I usually don’t write book reviews… Actually, I’ve never written a book review. But maybe I should from time to time. When a story hits you between the eyes it’s hard not to think about it. Talk about it. Write about it. Every mother should read this book.
But many won’t.
And here’s why: this is every mother’s nightmare come true.
But I found great comfort in this story because God was there. Hope was there. Love was there. It makes this book well worth reading. It’s a masterpiece on motherhood. Every mom I know will relate to this story.
In one day, I consumed it. A day I stayed on the couch because I didn’t feel good. Gave myself permission to be still and read. Something else I never do, read all day, but I’m trying to give myself grace. I want to grow in gentleness, not only with others, but with me.
Being a mother of boys does not feel gentle. It’s a rough and tumble, dirty, thankless job. On my hands and knees beside the toilet wiping up pee ten times a day. I think the toilet got its name from the word: toil. Boys are a lot of work. A lot of blow ’em up, tear ’em up, fart ’em up free-for-alls, but after reading Rare Bird, I pulled my sons closer, held them longer, loved them better. Because I have no guarantee I get to keep ’em.
The writer of Rare Bird lost her boy in a flash flood.
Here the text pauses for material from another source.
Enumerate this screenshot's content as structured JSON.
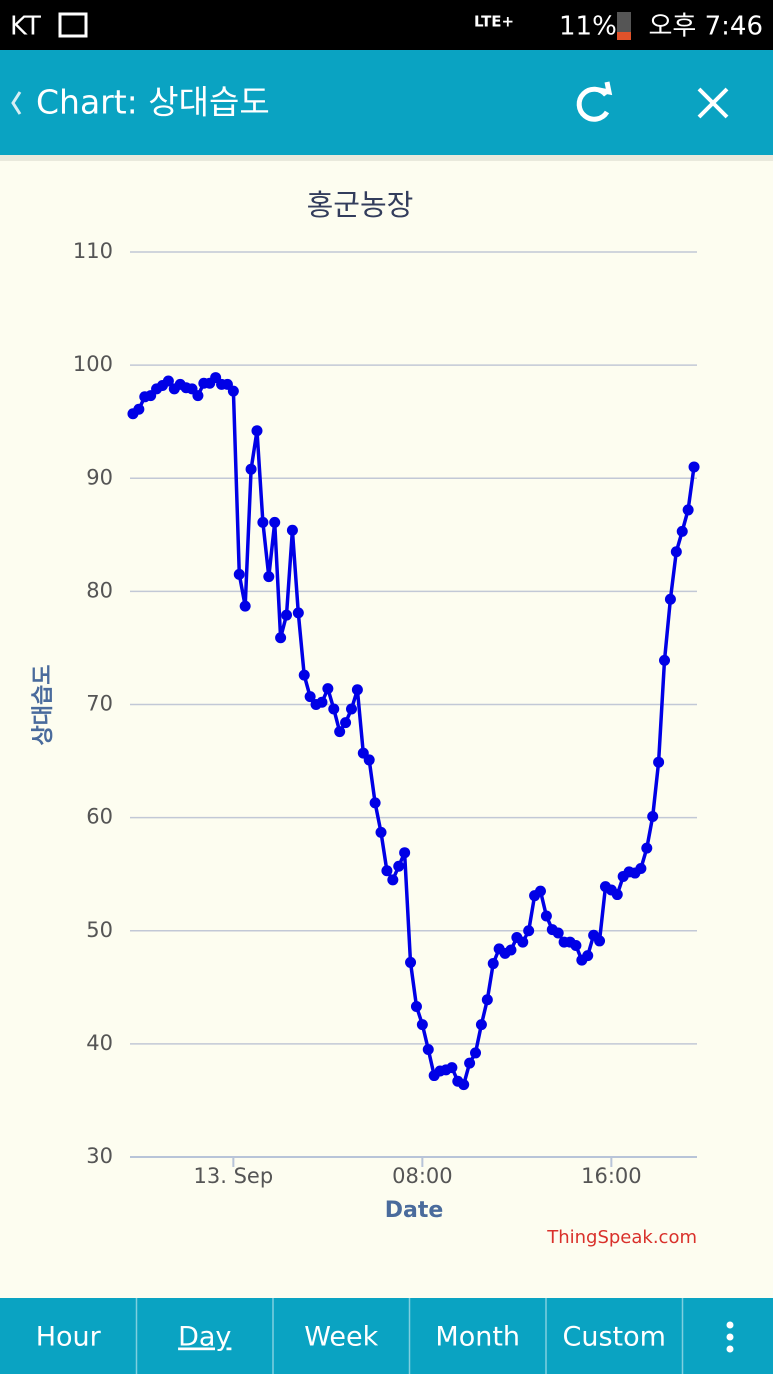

Not in Indonesia or India where mothers probably lose their children to monsoon weather, but in a suburban backyard in Virginia. Where my best friend from high school lives. My sister-in-law lives. Not far from the White House lawn. My point is, this was a freak accident in a safe neighborhood. Anna, the author of Rare Bird was a careful mother.
Control is an illusion, she says in her story, mothers really aren’t in control.
As moms we don’t want to hear this. We fight for control. Every. Damn. Day. I use this curse to prepare you for some of Anna’s curse words, but you won’t begrudge her these. Her story is real and raw and redemptive. About being a mother, a wife, a Christian. Anna’s like many of us, she goes to church, follows the rules, and expects her good, godly choices to keep her safe. Keep her family safe. But instead she finds herself forced to see God in a way she’s never seen Him before.
God’s bigger than Anna’s box.
Like control is an illusion, God is bigger than the boxes we try to keep Him in, Anna learns for herself and for us.
What I loved about Anna is she opens herself to meeting God on his terms, instead of hers. How many of us insist that God must be a certain way? That we must be a certain way? That our kids must be a certain way? Control, control, control, when what we really feel is fear, fear, fear.
We fear what God might do.
What we might do.
What our kids might do.
“I never wanted to run away from home until I became a mom,” a friend told me awhile back. We both laughed, but I think she was serious. Being a mother can be frightening, and in response to this unending anxiety, we long to run. Instead we run our kids and ourselves into the ground keeping everybody busy doing safe things. “She’s a helicopter mom,” I’ve heard time and time again, but what really hovers is fear.
Fear.
As a woman, as a mother, this has been my biggest battle. My child gets nosebleeds and I wonder if he has cancer. My boys climb trees and I yell, “Get down!” Thunder booms in the distance and I want to run onto the soccer field and tell the ref to cancel the game. I don’t know one person who’s been hit by lightening in California, but it can happen.
Lightening happens.
Just ask Anna. I thought her book would scare me more. But it didn’t. It eased my mother fear. Somehow she weaves a story of courage, grace, and God’s faithfulness. For all mothers. For all families. It’s a brave book. If you’re a mother embattled by fear, I urge you to read it.